A swoosh of oversized wings spreading out as they took the last flight of the evening. A shadow of gray was the last some saw as the old owl swooped down and captured his one meal of the day. Some would call it brutal, but the circle of life is not a pretty one. One must die for another to live. Some day the old owl would lay on the ground and feed the earth with years of memories. One day, but not today. Dexter was one of the main residents in that dilapidated old barn. His home in the rafters, he perched each morning as the sun kissed the moon good morning. None ever took the liberty of kicking out the bird of prey from his seclusion. It would not end well if they tried. The territorial creature was as meek as a mouse, but those talons were not to be trusted. Even those who live in peace have a brief moment of insanity when provoked.

“Dexter, where are you?” a female voice screamed.

Vanessa Holland banged on the door of the barn as though someone, anyone, would invite her in. Mice scurried into their homes, the pigeons that roosted in the nooks and crannies of the wood tucked in their heads. All knew the voice of the young girl, but most ignored the shrill of the female. She was off her rocker and even the animals fled her presence.

Pushing open the door, the frame of the building screamed. Wood has a language of its own that only those who listen closely can hear. First a foot pushed in, her knee braced against the termite rotted flesh, it took all her strength of slip inside of the dim room.

“I brought you a gift, Dexter.

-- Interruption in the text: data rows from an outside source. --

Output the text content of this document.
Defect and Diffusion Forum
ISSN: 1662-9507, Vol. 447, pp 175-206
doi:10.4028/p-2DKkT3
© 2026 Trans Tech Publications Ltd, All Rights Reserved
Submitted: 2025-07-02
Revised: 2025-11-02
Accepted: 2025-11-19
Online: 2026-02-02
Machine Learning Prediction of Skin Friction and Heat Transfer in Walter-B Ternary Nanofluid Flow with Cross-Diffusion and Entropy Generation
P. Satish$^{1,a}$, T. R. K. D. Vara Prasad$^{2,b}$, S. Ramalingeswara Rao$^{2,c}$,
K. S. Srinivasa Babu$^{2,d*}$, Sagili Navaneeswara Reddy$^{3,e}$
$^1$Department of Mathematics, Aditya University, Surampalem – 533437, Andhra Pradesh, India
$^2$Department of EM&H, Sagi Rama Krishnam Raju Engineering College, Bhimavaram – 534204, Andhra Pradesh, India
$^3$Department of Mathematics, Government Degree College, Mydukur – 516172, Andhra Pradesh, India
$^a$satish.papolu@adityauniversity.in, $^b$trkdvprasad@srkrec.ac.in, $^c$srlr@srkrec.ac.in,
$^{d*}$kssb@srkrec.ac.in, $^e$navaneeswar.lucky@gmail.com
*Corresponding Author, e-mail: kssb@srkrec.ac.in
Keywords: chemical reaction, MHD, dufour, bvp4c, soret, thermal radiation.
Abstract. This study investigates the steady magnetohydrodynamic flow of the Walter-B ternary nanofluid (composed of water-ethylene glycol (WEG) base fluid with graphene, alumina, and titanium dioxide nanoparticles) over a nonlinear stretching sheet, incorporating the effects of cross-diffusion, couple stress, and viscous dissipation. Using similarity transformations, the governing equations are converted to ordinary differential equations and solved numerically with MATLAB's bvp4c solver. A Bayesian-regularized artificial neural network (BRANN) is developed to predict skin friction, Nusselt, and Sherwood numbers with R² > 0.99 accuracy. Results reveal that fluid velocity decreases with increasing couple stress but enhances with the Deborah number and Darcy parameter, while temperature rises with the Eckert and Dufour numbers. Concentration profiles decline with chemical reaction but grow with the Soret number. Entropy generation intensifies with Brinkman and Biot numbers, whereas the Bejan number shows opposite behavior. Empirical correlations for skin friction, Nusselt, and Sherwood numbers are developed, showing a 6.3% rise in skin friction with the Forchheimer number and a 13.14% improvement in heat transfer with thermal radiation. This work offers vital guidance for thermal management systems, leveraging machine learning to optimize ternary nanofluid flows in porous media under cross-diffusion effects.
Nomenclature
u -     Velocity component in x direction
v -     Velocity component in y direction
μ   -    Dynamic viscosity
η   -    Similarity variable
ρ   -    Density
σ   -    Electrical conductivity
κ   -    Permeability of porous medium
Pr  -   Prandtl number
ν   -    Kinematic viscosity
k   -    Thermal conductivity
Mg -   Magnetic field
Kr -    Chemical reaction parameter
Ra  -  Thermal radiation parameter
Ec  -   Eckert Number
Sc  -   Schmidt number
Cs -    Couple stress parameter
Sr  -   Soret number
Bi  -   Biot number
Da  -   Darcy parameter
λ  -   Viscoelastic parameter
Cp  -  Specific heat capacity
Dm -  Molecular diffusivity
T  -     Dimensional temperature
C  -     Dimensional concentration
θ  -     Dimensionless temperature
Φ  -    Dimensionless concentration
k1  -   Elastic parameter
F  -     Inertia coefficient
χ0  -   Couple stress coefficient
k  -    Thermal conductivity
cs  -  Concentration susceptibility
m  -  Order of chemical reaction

I can’t hold on to this thing forever,” Vanessa giggled. In her hand was a small rat that attempted to take up residence in her shoe. Barely covered in fur, the little creature shivered from the cold. “Now shush you. I warned you not to climb into my only pair of shoes. You didn’t listen to me,” Vanessa scolded the rat. Her arm stretched out. The cowering little creature was a sitting duck for Dexter. In a silent flight from the darkness above, Dexter grabbed the little rodent before Vanessa could scream. Shaking in fear, the slight framed girl watched as his claw left only one reminder of his presence. A single drop of crimson now stained her palm. The mouse now gone. He fed the owl and paid the ultimate price for seeking warmth from the elements. Life is not fair, but for some, a swift death will take away a lifetime of misery.

“Oh GOD, Dexter. Warn me next time. You gave me a fright,” Vanessa cried.

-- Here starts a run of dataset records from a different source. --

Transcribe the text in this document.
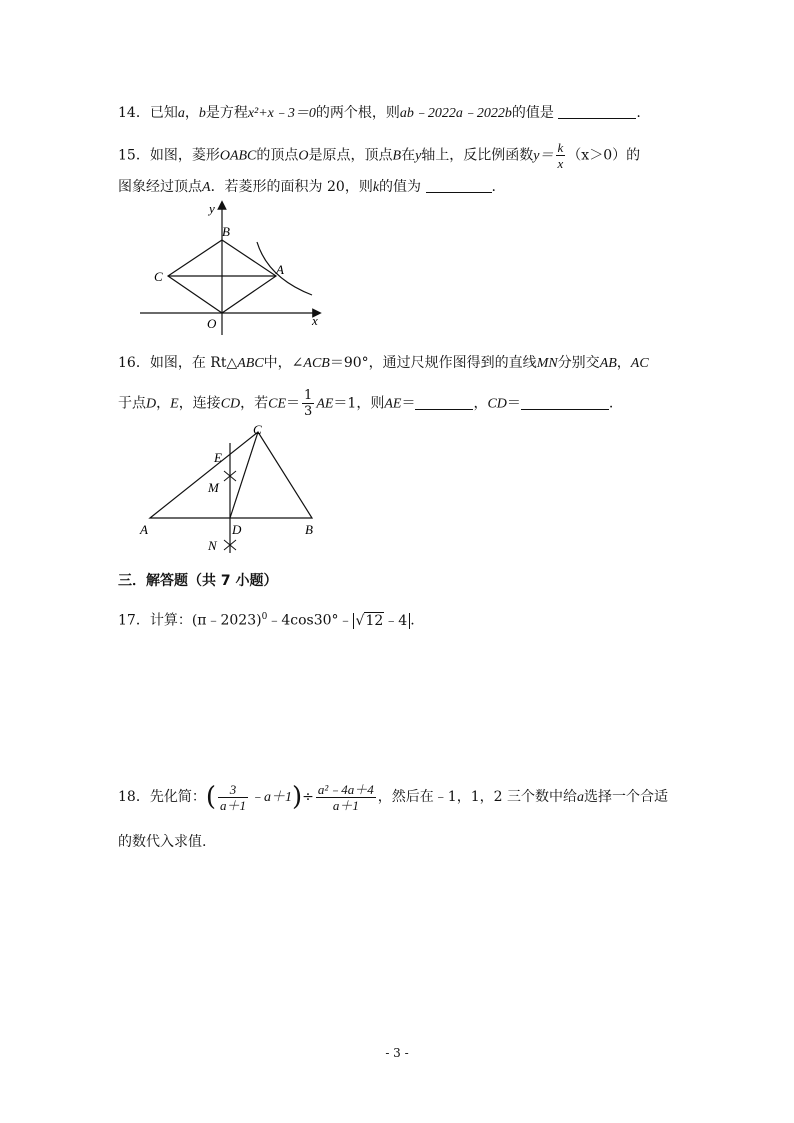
14．已知a，b是方程x²+x﹣3＝0的两个根，则ab﹣2022a﹣2022b的值是	.
15．如图，菱形OABC的顶点O是原点，顶点B在y轴上，反比例函数$y= \frac{k}{x} (x>0)$的
图象经过顶点A．若菱形的面积为 20，则k的值为	.
y
x
B
C	A
O
16．如图，在 Rt△ABC中，∠ACB＝90°，通过尺规作图得到的直线MN分别交AB，AC
于点D，E，连接CD，若$CE= \frac{1}{3} AE=1$，则AE＝	，CD＝	.
C
E
M
A	D	B
N
三．解答题（共 7 小题）
17．计算：(π﹣2023)$^0$﹣4cos30°﹣ √12﹣4 .
18．先化简：( $\frac{3}{a+1}$ ﹣a＋1)÷ $\frac{\text{a²﹣4a＋4}}{a+1}$ ，然后在﹣1，1，2 三个数中给a选择一个合适
的数代入求值.
- 3 -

As she dragged her hand back, smearing the drop of blood across her jeans, Vanessa felt the single tear roll down her cheek. “Dexter, can you come sit with me awhile? I need someone to talk to,” she whispered. “Please,” begging.

The regal bird rested with a full stomach as he listened to the pleas of the young girl. Tugging in a breath, his wings spread as the bird of night sailed to rest on the pile of rotting hay. Dropping his lids, Dexter waited for the chatter from his human friend. He didn’t quite understand the meaning behind her words, but he offered her his ears as a therapist.

“They told me I can’t come here anymore? It’s not safe for me to be on my own,” her voice cracked. “How can they take you away from me?” Vanessa cried.

The old barn, as decrepit as it was, sheltered Vanessa from the loneliness of an abandoned life. Placed in a hospital at a young age, the world around her sterile, white, and without feeling. Even as the wind blew through the cracks in the walls, the barn offered more warmth than she had ever felt.

With his eyes as slits, Dexter slowly turned, inching forward towards his friend. The only sound between them soft breaths from the girl. This would be the last year that Dexter comforted his friend. Though no words ever spoke, none ever needed. His presence was enough.